A Manhattan jury last Friday acquitted a former Boston prosecutor who was charged with the 2017 rape of a woman as she was sleeping in a Midtown hotel room, the New York Times reported.

Adam Foss, 43, an outspoken advocate for criminal justice reform, claimed that the encounter with the 25-year-old woman was consensual.

In a statement after the acquittal, Foss’s attorney Priya Chaudhry said Foss expressed “sincere appreciation” to the judge and jury for diligently discerning the “truth in a complex case.” She said Foss would carefully evaluate his “legal options” in addressing “the grave impact these false accusations” had “on his life.”

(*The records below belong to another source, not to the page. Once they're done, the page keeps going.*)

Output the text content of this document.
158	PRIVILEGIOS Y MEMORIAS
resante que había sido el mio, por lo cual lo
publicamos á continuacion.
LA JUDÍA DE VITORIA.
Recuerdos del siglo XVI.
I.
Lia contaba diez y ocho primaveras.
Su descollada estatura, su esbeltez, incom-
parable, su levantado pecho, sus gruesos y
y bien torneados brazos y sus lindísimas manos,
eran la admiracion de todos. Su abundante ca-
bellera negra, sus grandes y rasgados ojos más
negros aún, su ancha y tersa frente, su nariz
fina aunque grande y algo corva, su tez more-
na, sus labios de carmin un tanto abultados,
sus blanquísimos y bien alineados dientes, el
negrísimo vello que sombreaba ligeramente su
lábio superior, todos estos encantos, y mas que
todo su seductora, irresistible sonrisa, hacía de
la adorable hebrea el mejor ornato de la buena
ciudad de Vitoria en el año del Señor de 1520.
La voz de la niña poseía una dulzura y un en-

Foss formerly served as a prosecutor in the Suffolk County District Attorney’s Office and in 2016 started Prosecutor Impact, a nonprofit group that sought to instruct prosecutors in ways to lower incarceration rates.

An advocate against mass incarceration, Foss was named one of The Root’s “100 most influential black Americans” of 2016.

A spokeswoman for Manhattan District Attorney Alvin Bragg said while prosecutors were disappointed by last Friday’s verdict, they respected the decision of the jury.

During the two-week trial, the jury was presented with the details of what happened on the night in October 2017 when Foss encountered the woman.

Prosecutors said the two had exchanged calls and text messages for about a month before they met in the Midtown hotel, where the woman repeatedly rebuffed Foss’s advances, and after she fell asleep, he assaulted her.

In her closing arguments, Chaudhry attempted to frame the accuser’s account of the night as not credible. She detailed to the jury her client’s account and cited the text messages between the accuser and a friend in which the accuser recounted her night with Foss and described him as “cute.” Chaudhry argued that the woman’s account only changed after Foss “ghosted her.”